Strong wind gusts, snow, and ice brought about by harsh winter storms can cause limbs and branches of trees to break. In some cases, these may result to a tree falling over. This is just one of the main challenges a tree faces during winter.
As a tree owner, how you deal with the winter stress on trees and shrubs has a significant impact on its recovery and overall health in the coming seasons. Here are a few useful tips to keep in mind when dealing with the different stresses faced by your trees and shrubs:
1. Tree branches and shrubs get weighed down by the accumulation of heavy snow and ice.
As soon as the winter is over and the warmth of spring starts to creep in, you will often find trees and shrubs in your property covered in heavy snow and ice. This can result in the branches bending downward due to the sheer weight of the snow.
What you should do:
If the snow is loose enough, you can try sweeping it upward. This is important. Always sweep upward. If you sweep from the top down, you run a risk of breaking even more branches just by doing it wrong. At this point, the branches are weakened enough as it is; don’t add more stress to them.
If the snow has turned into ice and is stuck onto the branches, sweeping it is pointless. It won’t dislodge no matter what you do. You’ll only be adding more damage to the plant. The best thing to do in this situation is to wait for the snow and ice to melt naturally.
2. Young and recently planted trees may topple due to strong snowstorms and wind gusts.

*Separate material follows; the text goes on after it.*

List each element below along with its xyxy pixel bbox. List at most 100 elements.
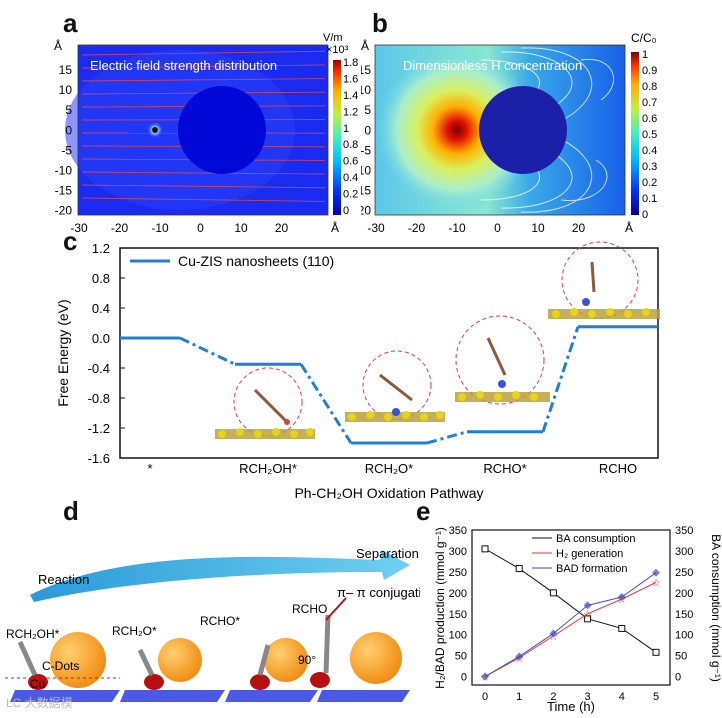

Young, recently planted trees are the most vulnerable come winter time. Their root systems are not yet fully established underground and could easily dry out or freeze over on subzero temperatures. And because young and recently planted trees still do not have a solid foothold, a strong gust of wind could cause them to get uprooted and fall over.
What you should do:
When the subfreezing temperatures of winter begin knocking at the door, you should make sure to cover any roots that are exposed as soon as possible. By using winter mulch, you might be able to keep the root system of your trees from drying out or freezing over. Just make sure to practice proper mulch application.
Tree removal as a last resort.
Tree removal may be the only option for mature trees, or trees with trunks more than 10-12 inches in diameter, that have fallen over. Moreover, trees that are partially uprooted and have more than a third of their roots exposed are most likely beyond any help. Of course, professional help may be necessary to properly assess the condition of the tree.
3. Some species of trees are weak-wooded and can be easily damaged by wind and the sheer weight of snow and ice.
There are species of trees that are faster growers and have soft wood, also known as weak-wooded trees. Some examples are lacebark elm, Leyland cypress, silver maple, Bradford pear, purple robe locust, scot pine and green ash. These trees are vulnerable to damage in areas that experience extreme winters and strong storm winds.
What you should do:
The best solution for this kind of problem is to avoid planting these types of trees in areas prone to harsh winters and strong rainstorms. If you really want these trees in your property, however, make sure to plant them away from structures to minimize potential damage.
Additional Tips for Dealing with Winter Damage on Trees
- Be patient with trees and shrubs covered in snow and ice. If they can’t be dislodged by sweeping, wait for the ice and snow to melt naturally.
- Avoid shaking a tree or shrub to remove snow and ice. You’ll be causing more damage to the already stressed-out plant.
- Once the snow and ice has melted away, take a moment to assess the condition of the tree or shrub to determine the best solution to address potential damage.
- When pruning trees and shrubs, make sure to observe best practices to ensure the health and integrity of the plant.
- Hire a Certified Arborist to help you assess the situation and provide effective solutions.